Syrian jailed in Sweden over Facebook beating video

A Swedish court on Wednesday jailed a Syrian for seven years for aggravated assault over a Facebook video of him beating a fellow rebel fighter, after his war crimes conviction for the attack was overturned.

Mouhannad Droubi, 29, had become the first Syrian convicted in Sweden for crimes committed in his country's brutal conflict when a court handed him a five-year sentence in February 2015 over the filmed attack.

But the war crimes conviction was scrapped after it emerged that the victim was not a pro-regime soldier as previously thought, but a member of the rebel Free Syrian Army (FSA) like Droubi himself.

On Wednesday, the court in Huddinge, eastern Sweden, handed Droubi a longer sentence despite the lesser charge.

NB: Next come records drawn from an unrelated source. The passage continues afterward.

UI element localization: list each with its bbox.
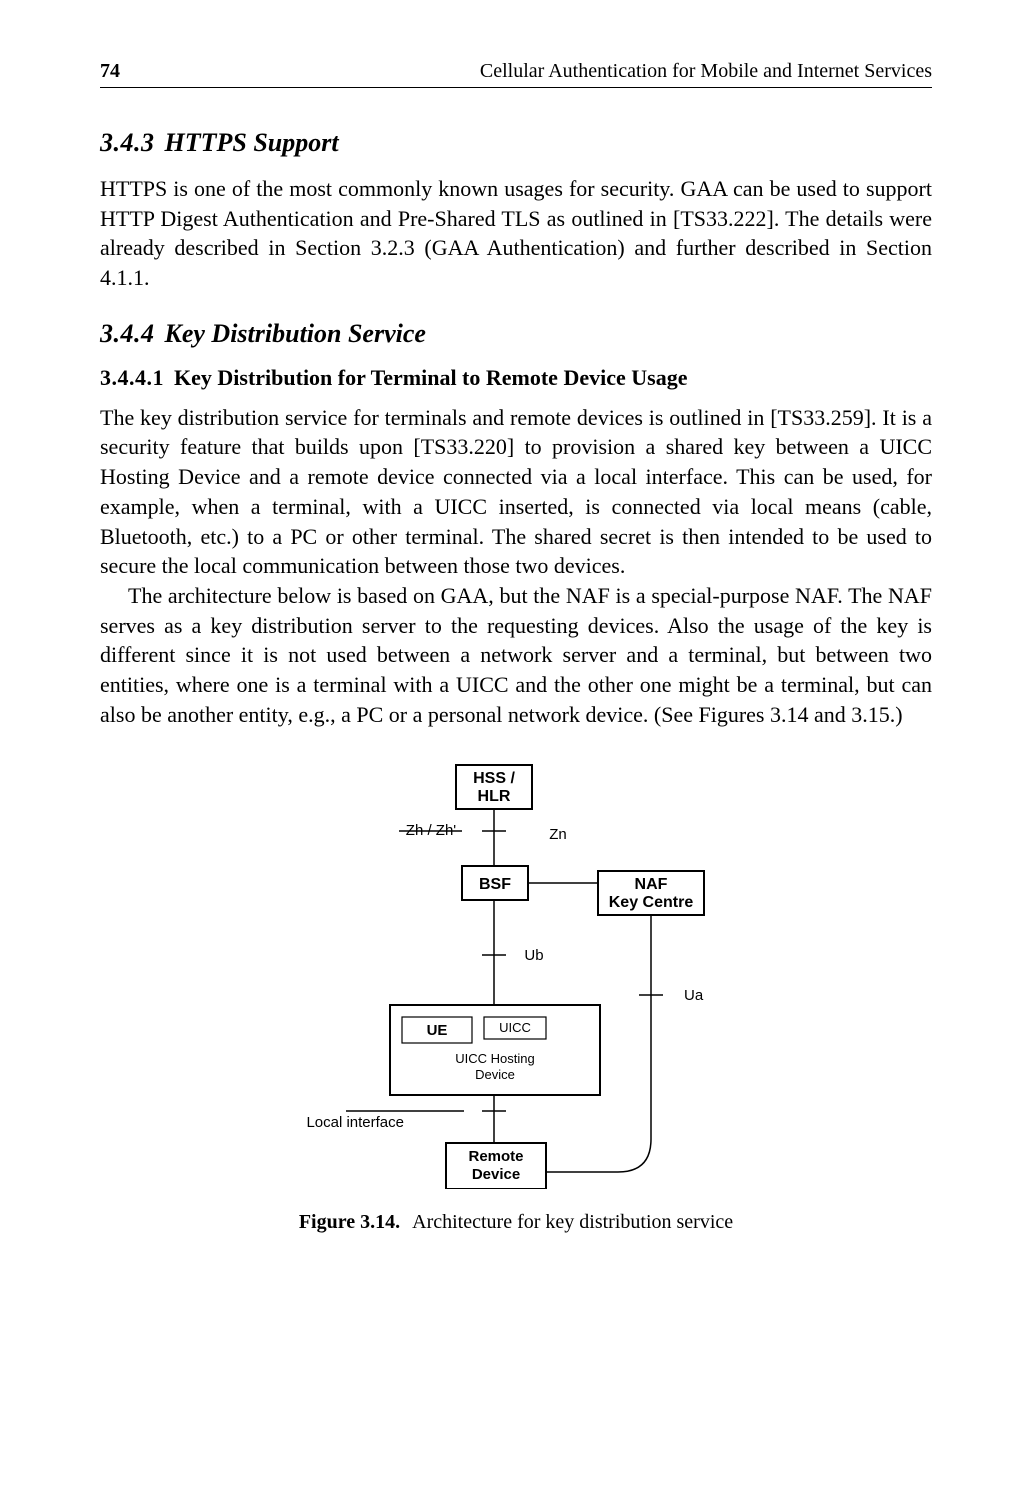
heading-number: 3.4.4 (100, 319, 155, 348)
node-naf-line2: Key Centre (609, 894, 694, 911)
heading-title: Key Distribution Service (165, 319, 426, 348)
edge-ub-label: Ub (524, 947, 543, 964)
heading-title: Key Distribution for Terminal to Remote … (174, 365, 687, 390)
paragraph-https: HTTPS is one of the most commonly known … (100, 174, 932, 293)
node-bsf: BSF (479, 876, 511, 893)
node-naf-line1: NAF (635, 876, 668, 893)
node-hss-line2: HLR (478, 788, 511, 805)
figure-architecture-diagram: .box { fill:#fff; stroke:#000; stroke-wi… (246, 759, 786, 1189)
paragraph-kd-2: The architecture below is based on GAA, … (100, 581, 932, 729)
heading-number: 3.4.4.1 (100, 365, 164, 390)
page-number: 74 (100, 60, 120, 83)
node-uicc-host-line2: Device (475, 1067, 515, 1082)
node-remote-line1: Remote (468, 1148, 523, 1165)
heading-title: HTTPS Support (165, 128, 339, 157)
edge-ua-label: Ua (684, 987, 704, 1004)
node-uicc-host-line1: UICC Hosting (455, 1051, 534, 1066)
node-uicc: UICC (499, 1020, 531, 1035)
figure-caption: Figure 3.14. Architecture for key distrib… (100, 1211, 932, 1234)
paragraph-kd-1: The key distribution service for termina… (100, 403, 932, 581)
page-header: 74 Cellular Authentication for Mobile an… (100, 60, 932, 88)
figure-caption-text: Architecture for key distribution servic… (412, 1211, 733, 1233)
heading-https-support: 3.4.3 HTTPS Support (100, 128, 932, 158)
running-title: Cellular Authentication for Mobile and I… (480, 60, 932, 83)
edge-local-label: Local interface (306, 1114, 404, 1131)
edge-zn-label: Zn (549, 826, 567, 843)
heading-number: 3.4.3 (100, 128, 155, 157)
heading-key-distribution-service: 3.4.4 Key Distribution Service (100, 319, 932, 349)
node-hss-line1: HSS / (473, 770, 515, 787)
heading-key-distribution-terminal: 3.4.4.1 Key Distribution for Terminal to … (100, 365, 932, 391)
node-ue: UE (427, 1022, 448, 1039)
figure-label: Figure 3.14. (299, 1211, 400, 1233)
node-remote-line2: Device (472, 1166, 520, 1183)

It also ordered him to be deported as soon as his jail term is up and banned him from the country for life.

Droubi, who has lived in Sweden since 2013, posted the video on Facebook in 2012 to prove his FSA credentials.

The clip shows at least five men -- of whom only Droubi has been identified -- attacking an injured man tied to a chair with his hands and feet bound. He was beaten with a truncheon and a whip, according to court documents.

At the time of Droubi's first conviction, the court believed the victim was a regime soldier, which made the beating a violation of the Geneva Convention and thus a war crime.

But a journalist in Turkey subsequently tracked down the victim, who said he was a defected regime soldier who had joined the FSA, and that the filmed attack took place after a fight between him and fellow rebels.

The victim, who has not been identified, will receive 268,000 kronor ($32,900, 28,800 euros) in damages.